Hi-res art scans from famous Taiwan museum leak online… and turn up for sale on Chinese online shopping platform | CNN Business




Hong Kong
CNN
 — 

A Taiwanese museum that houses some of the world’s most precious Chinese artworks has confirmed that up to 100,000 high-resolution images of paintings and calligraphy leaked online – some of them turning up for sale on a Chinese shopping platform for less than $1.

The National Palace Museum in Taipei said Tuesday it had reached out to Taobao, a shopping website popular in mainland China, to prevent the images from spreading.

“We are looking into it and have hired lawyers to raise to Taobao about the intellectual properties and damages involved,” said deputy museum director Huang Yung-tai.

High-resolution scans are a common way for artists, galleries and museums to monetize artworks in their possession by issuing digital copies, without having to sell the original while catering to a wider, less affluent consumer market.

According to the museum’s website, each scanned image could cost between US$98 and US$850, depending on the resolution.

An examination by CNN found numerous sellers on Taobao advertising “high-resolution digital images” from the museum, with prices ranging from just 20 cents to $1.50.

CNN has reached out to Alibaba, the Chinese conglomerate that owns Taobao, for comment.

In its statement, the National Palace Museum said they first identified the leak in June last year and it launched an investigation into the matter two months later.

The result of that investigation found a staff member who was tasked with shrinking file sizes of scans had transferred some of the artworks from the museum’s server in a bid to expedite the process.

But the private server was hacked, the museum said.

“This rendered it possible for people not related to the museum to fetch the images in part before combining them to get the full version,” the museum explained, adding that the employee received a warning.

It is the second scandal the museum has faced in five months.

In November, its director faced calls to step down after it was revealed to have broken three precious Ming and Qing dynasty artefacts, reportedly worth US$81 million in total.

The National Palace Museum’s collection is a major bone of contention between Taiwan and China.

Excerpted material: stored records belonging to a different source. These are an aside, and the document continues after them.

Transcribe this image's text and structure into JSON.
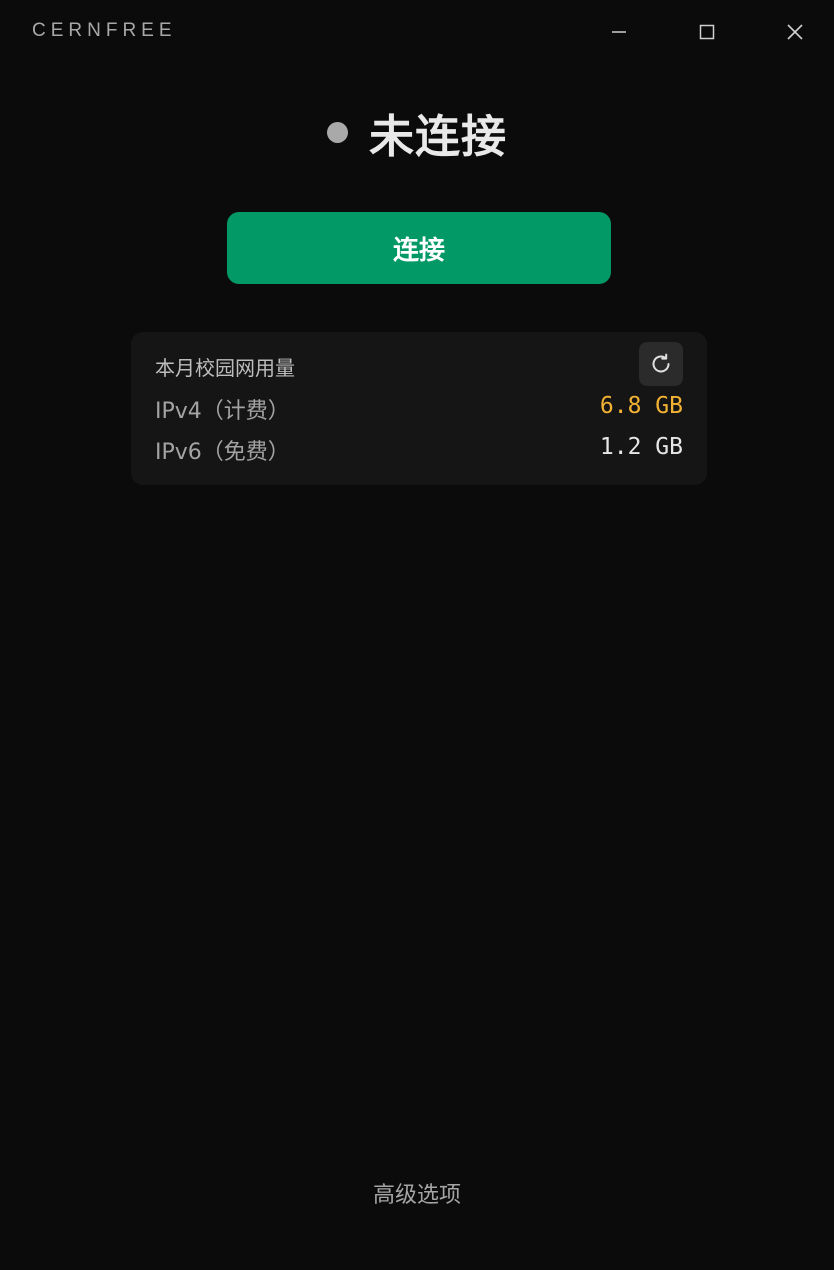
{
  "app": {
    "title": "CERNFREE"
  },
  "window_controls": {
    "minimize_icon": "minimize-icon",
    "maximize_icon": "maximize-icon",
    "close_icon": "close-icon"
  },
  "status": {
    "text": "未连接",
    "dot_color": "#a9a9a9"
  },
  "connect_button": {
    "label": "连接",
    "color": "#029966"
  },
  "usage": {
    "title": "本月校园网用量",
    "refresh_icon": "refresh-icon",
    "rows": [
      {
        "label": "IPv4（计费）",
        "value": "6.8 GB",
        "color": "#f2b233"
      },
      {
        "label": "IPv6（免费）",
        "value": "1.2 GB",
        "color": "#e6e6e6"
      }
    ]
  },
  "footer": {
    "advanced_label": "高级选项"
  }
}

Many of its best known pieces were taken from the Chinese mainland to Taiwan by the Kuomintang Nationalists as they lost a civil war to Mao Zedong’s Communists in 1949.

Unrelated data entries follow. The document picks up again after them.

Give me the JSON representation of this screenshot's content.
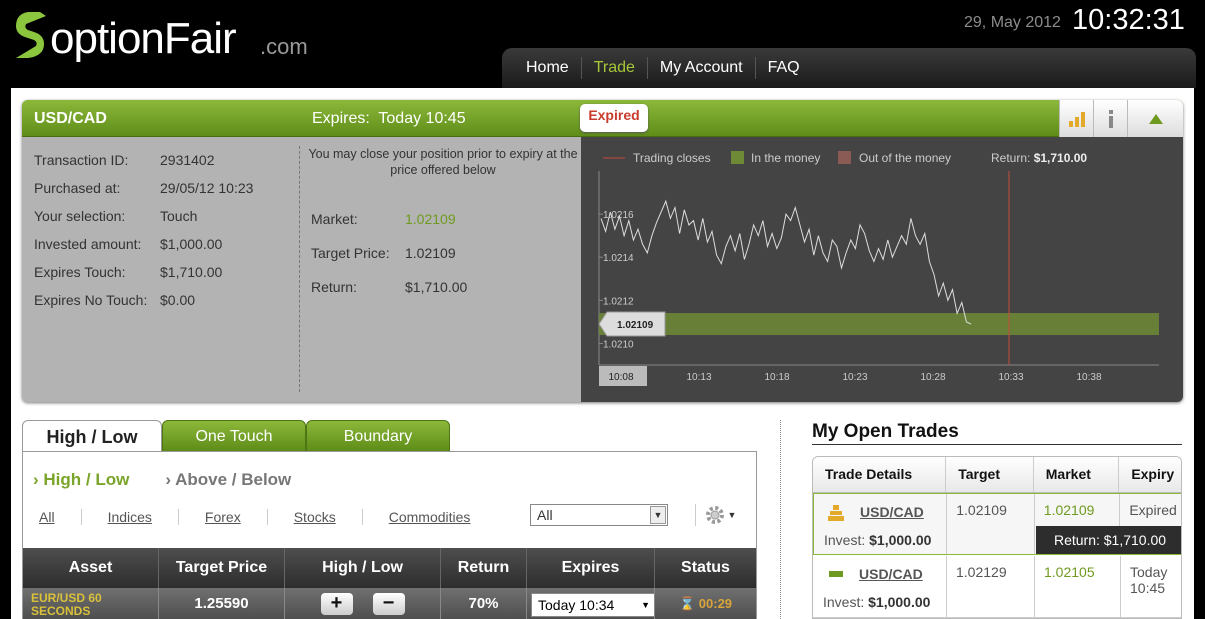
{
  "header": {
    "logo_text": "optionFair",
    "logo_suffix": ".com",
    "date": "29, May 2012",
    "time": "10:32:31",
    "nav": [
      {
        "label": "Home",
        "active": false
      },
      {
        "label": "Trade",
        "active": true
      },
      {
        "label": "My Account",
        "active": false
      },
      {
        "label": "FAQ",
        "active": false
      }
    ]
  },
  "trade": {
    "pair": "USD/CAD",
    "expires_label": "Expires:",
    "expires_value": "Today 10:45",
    "badge": "Expired",
    "details": [
      {
        "label": "Transaction ID:",
        "value": "2931402"
      },
      {
        "label": "Purchased at:",
        "value": "29/05/12 10:23"
      },
      {
        "label": "Your selection:",
        "value": "Touch"
      },
      {
        "label": "Invested amount:",
        "value": "$1,000.00"
      },
      {
        "label": "Expires Touch:",
        "value": "$1,710.00"
      },
      {
        "label": "Expires No Touch:",
        "value": "$0.00"
      }
    ],
    "note": "You may close your position prior to expiry at the price offered below",
    "market_label": "Market:",
    "market_value": "1.02109",
    "target_label": "Target Price:",
    "target_value": "1.02109",
    "return_label": "Return:",
    "return_value": "$1,710.00"
  },
  "chart_data": {
    "type": "line",
    "legend": [
      "Trading closes",
      "In the money",
      "Out of the money"
    ],
    "return_label": "Return:",
    "return_value": "$1,710.00",
    "current_label": "1.02109",
    "y_ticks": [
      "1.0216",
      "1.0214",
      "1.0212",
      "1.0210"
    ],
    "x_ticks": [
      "10:08",
      "10:13",
      "10:18",
      "10:23",
      "10:28",
      "10:33",
      "10:38"
    ],
    "ylim": [
      1.0209,
      1.0218
    ],
    "target": 1.02109,
    "series": [
      {
        "values": [
          1.02158,
          1.02152,
          1.02161,
          1.02153,
          1.02159,
          1.0215,
          1.02157,
          1.02148,
          1.02153,
          1.02146,
          1.02142,
          1.0215,
          1.02156,
          1.02161,
          1.02166,
          1.02158,
          1.02163,
          1.02151,
          1.02162,
          1.02155,
          1.02157,
          1.02148,
          1.02158,
          1.02147,
          1.02152,
          1.02141,
          1.02137,
          1.02145,
          1.0215,
          1.02143,
          1.02151,
          1.02139,
          1.02146,
          1.02155,
          1.0215,
          1.02157,
          1.02145,
          1.02151,
          1.02144,
          1.02149,
          1.0216,
          1.02157,
          1.02163,
          1.02155,
          1.02147,
          1.02153,
          1.02141,
          1.0215,
          1.02142,
          1.02138,
          1.02148,
          1.02145,
          1.02135,
          1.02142,
          1.02148,
          1.02144,
          1.02155,
          1.02151,
          1.02143,
          1.02138,
          1.02144,
          1.02139,
          1.02148,
          1.0214,
          1.02145,
          1.0215,
          1.02146,
          1.02158,
          1.0215,
          1.02146,
          1.02151,
          1.02138,
          1.02132,
          1.02122,
          1.02128,
          1.0212,
          1.02125,
          1.02114,
          1.02119,
          1.0211,
          1.02109
        ]
      }
    ]
  },
  "tabs": [
    "High / Low",
    "One Touch",
    "Boundary"
  ],
  "subtabs": [
    "High / Low",
    "Above / Below"
  ],
  "filters": [
    "All",
    "Indices",
    "Forex",
    "Stocks",
    "Commodities"
  ],
  "filter_select": "All",
  "table": {
    "headers": [
      "Asset",
      "Target Price",
      "High / Low",
      "Return",
      "Expires",
      "Status"
    ],
    "row": {
      "asset": "EUR/USD 60 SECONDS",
      "target": "1.25590",
      "plus": "+",
      "minus": "−",
      "return": "70%",
      "expires": "Today 10:34",
      "status": "00:29"
    }
  },
  "open_trades": {
    "title": "My Open Trades",
    "headers": [
      "Trade Details",
      "Target",
      "Market",
      "Expiry"
    ],
    "invest_label": "Invest:",
    "rows": [
      {
        "pair": "USD/CAD",
        "invest": "$1,000.00",
        "target": "1.02109",
        "market": "1.02109",
        "expiry": "Expired",
        "return": "Return: $1,710.00"
      },
      {
        "pair": "USD/CAD",
        "invest": "$1,000.00",
        "target": "1.02129",
        "market": "1.02105",
        "expiry": "Today 10:45"
      }
    ]
  },
  "colors": {
    "brand_green": "#7aa52a",
    "expired_red": "#c93b2b"
  }
}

Much of its vast collection of artifacts were once housed at the Palace Museum in Beijing’s Forbidden City – treasures that have already survived two wars.

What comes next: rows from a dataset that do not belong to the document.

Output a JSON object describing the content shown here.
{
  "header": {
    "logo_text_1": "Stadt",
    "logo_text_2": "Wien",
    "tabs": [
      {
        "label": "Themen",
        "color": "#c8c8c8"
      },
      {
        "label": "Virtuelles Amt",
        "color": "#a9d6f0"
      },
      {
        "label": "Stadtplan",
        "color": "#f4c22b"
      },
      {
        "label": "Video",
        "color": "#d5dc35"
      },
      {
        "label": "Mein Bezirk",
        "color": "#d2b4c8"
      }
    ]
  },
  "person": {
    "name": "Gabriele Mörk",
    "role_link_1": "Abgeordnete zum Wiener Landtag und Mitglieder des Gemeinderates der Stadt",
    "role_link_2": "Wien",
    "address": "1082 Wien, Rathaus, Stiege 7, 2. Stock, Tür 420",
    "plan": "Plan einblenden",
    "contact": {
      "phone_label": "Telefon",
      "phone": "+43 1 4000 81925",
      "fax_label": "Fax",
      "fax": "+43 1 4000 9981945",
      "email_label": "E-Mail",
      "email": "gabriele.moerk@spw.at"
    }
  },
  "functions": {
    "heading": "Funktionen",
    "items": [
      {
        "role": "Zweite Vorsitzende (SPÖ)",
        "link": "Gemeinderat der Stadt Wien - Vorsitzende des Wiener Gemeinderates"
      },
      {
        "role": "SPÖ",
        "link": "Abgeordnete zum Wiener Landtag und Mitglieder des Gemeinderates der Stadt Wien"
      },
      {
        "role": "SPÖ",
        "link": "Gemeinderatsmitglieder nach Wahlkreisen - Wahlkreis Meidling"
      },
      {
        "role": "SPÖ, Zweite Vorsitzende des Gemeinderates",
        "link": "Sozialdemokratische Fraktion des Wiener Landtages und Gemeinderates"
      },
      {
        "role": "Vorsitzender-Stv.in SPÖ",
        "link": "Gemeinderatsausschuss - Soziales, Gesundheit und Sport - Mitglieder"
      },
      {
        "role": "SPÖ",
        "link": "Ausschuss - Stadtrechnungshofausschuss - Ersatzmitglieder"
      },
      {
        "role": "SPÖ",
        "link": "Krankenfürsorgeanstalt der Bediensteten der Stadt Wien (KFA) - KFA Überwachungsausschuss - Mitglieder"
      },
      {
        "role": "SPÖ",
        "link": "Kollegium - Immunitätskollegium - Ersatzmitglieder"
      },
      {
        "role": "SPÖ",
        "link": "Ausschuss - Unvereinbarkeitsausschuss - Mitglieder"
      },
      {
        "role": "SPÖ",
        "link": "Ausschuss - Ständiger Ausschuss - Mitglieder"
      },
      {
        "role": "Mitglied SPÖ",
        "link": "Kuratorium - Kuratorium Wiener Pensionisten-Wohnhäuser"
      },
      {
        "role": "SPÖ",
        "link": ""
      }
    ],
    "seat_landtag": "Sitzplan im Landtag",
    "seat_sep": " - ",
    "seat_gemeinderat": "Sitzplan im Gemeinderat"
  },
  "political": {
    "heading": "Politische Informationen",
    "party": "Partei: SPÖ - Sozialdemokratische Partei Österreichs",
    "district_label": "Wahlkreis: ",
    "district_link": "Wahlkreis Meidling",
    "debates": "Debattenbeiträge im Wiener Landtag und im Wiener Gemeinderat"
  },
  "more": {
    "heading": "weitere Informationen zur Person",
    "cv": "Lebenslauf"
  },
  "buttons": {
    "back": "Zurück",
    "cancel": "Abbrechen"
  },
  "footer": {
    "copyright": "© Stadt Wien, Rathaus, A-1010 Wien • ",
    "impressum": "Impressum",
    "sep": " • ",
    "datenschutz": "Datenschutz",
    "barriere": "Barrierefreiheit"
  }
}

China’s Communist Party, which claims democratic Taiwan despite having never ruled it, has longed for the return of the artifacts held in the museum, as well as many priceless antiquities that were looted over the decades by colonial powers.

As tensions between Taipei and Beijing run high, Wu Mi-cha, the museum’s then director, told the CNN last year that he had been training its staff on how to evacuate the island’s most prized relics in the event of war.